STOCKHOLM, Sweden (AP) _ The main suspect in the 1986 death of Prime Minister Olof Palme has renewed controversy by saying he was uncertain what happened that night but acknowledging he could have killed the leader.

``I don't have a guilty conscience. I don't believe I did it, but I could have done it,'' Christer Pettersson said in a television interview broadcast Thursday night.

In the interview, Pettersson said he was ``uncertain about events'' the evening of Feb. 28, 1986, when Palme was shot and killed while walking home from a movie theater with his wife, Lisbeth.

A Swedish forensic psychiatrist, professor Lars Lidberg, said in the broadcast that Pettersson has a brain injury that impairs his memory, and he could have murdered Palme without remembering the event.

``He suffers from a type of brain damage that could cause a kind of mental agitation where he wouldn't remember what occurred,'' Lidberg said.

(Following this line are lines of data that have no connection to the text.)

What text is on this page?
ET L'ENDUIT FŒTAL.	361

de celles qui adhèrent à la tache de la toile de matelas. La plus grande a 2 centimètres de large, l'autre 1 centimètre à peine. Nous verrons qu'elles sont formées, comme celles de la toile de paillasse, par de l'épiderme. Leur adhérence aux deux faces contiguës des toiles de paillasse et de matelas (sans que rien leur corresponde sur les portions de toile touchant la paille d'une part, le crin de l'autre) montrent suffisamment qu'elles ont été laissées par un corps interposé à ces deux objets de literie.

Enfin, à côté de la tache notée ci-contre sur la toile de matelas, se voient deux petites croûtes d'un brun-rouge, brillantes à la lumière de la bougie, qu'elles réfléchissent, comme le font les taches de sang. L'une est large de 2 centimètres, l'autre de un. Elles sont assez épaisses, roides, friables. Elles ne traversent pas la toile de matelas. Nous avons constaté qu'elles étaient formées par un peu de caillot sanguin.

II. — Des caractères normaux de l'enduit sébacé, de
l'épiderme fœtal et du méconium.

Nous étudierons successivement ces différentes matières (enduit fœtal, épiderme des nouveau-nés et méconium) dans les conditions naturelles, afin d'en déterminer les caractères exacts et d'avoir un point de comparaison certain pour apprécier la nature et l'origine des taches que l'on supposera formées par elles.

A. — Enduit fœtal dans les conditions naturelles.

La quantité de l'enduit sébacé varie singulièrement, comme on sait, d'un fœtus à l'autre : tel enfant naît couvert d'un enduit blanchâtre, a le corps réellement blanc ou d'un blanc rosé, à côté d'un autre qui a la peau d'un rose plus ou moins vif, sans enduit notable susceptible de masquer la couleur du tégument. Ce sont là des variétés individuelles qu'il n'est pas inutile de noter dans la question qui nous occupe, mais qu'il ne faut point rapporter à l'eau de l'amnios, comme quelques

A lower court convicted Pettersson, a former convict with a history of drug and alcohol abuse, but the sentence was overturned. The Supreme Court turned down an attempt to reopen the case earlier this year.

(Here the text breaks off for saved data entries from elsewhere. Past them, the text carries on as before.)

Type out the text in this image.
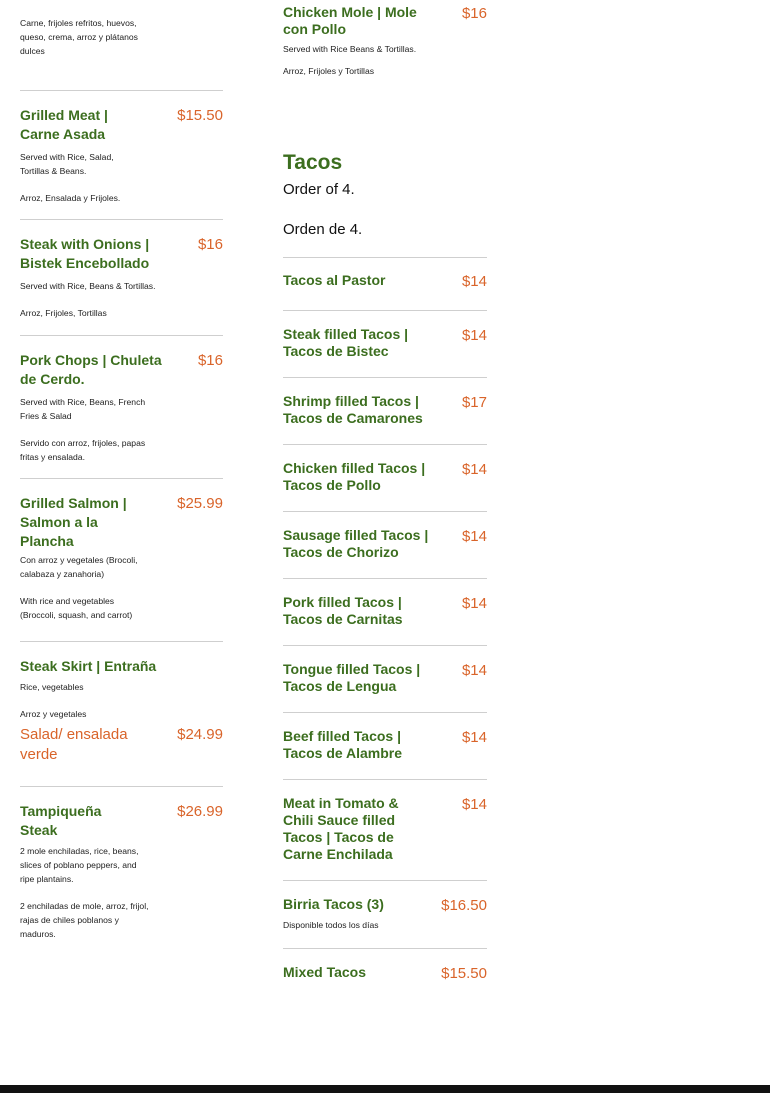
Carne, frijoles refritos, huevos, queso, crema, arroz y plátanos dulces

Grilled Meat | Carne Asada
$15.50

Served with Rice, Salad, Tortillas & Beans.

Arroz, Ensalada y Frijoles.

Steak with Onions | Bistek Encebollado
$16

Served with Rice, Beans & Tortillas.

Arroz, Frijoles, Tortillas

Pork Chops | Chuleta de Cerdo.
$16

Served with Rice, Beans, French Fries & Salad

Servido con arroz, frijoles, papas fritas y ensalada.

Grilled Salmon | Salmon a la Plancha
$25.99

Con arroz y vegetales (Brocoli, calabaza y zanahoria)

With rice and vegetables (Broccoli, squash, and carrot)

Steak Skirt | Entraña

Rice, vegetables

Arroz y vegetales

Salad/ ensalada verde
$24.99
Tampiqueña Steak
$26.99

2 mole enchiladas, rice, beans, slices of poblano peppers, and ripe plantains.

2 enchiladas de mole, arroz, frijol, rajas de chiles poblanos y maduros.

Chicken Mole | Mole con Pollo
$16

Served with Rice Beans & Tortillas.

Arroz, Frijoles y Tortillas

Tacos

Order of 4.

Orden de 4.

Tacos al Pastor	$14
Steak filled Tacos | Tacos de Bistec
$14
Shrimp filled Tacos | Tacos de Camarones
$17
Chicken filled Tacos | Tacos de Pollo
$14
Sausage filled Tacos | Tacos de Chorizo
$14
Pork filled Tacos | Tacos de Carnitas
$14
Tongue filled Tacos | Tacos de Lengua
$14
Beef filled Tacos | Tacos de Alambre
$14
Meat in Tomato & Chili Sauce filled Tacos | Tacos de Carne Enchilada
$14
Birria Tacos (3)	$16.50

Disponible todos los días

Mixed Tacos	$15.50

Prosecutor Solveig Riberdahl, who was part of the team that tried to prosecute Pettersson again, said his remarks were interesting, but added that ``even if he confessed, it would not be enough for a conviction.''

Police and prosecutors have said they need the murder weapon to secure a conviction.

During the television broadcast, Pettersson was escorted by a reporter along the same route the Palmes walked that evening.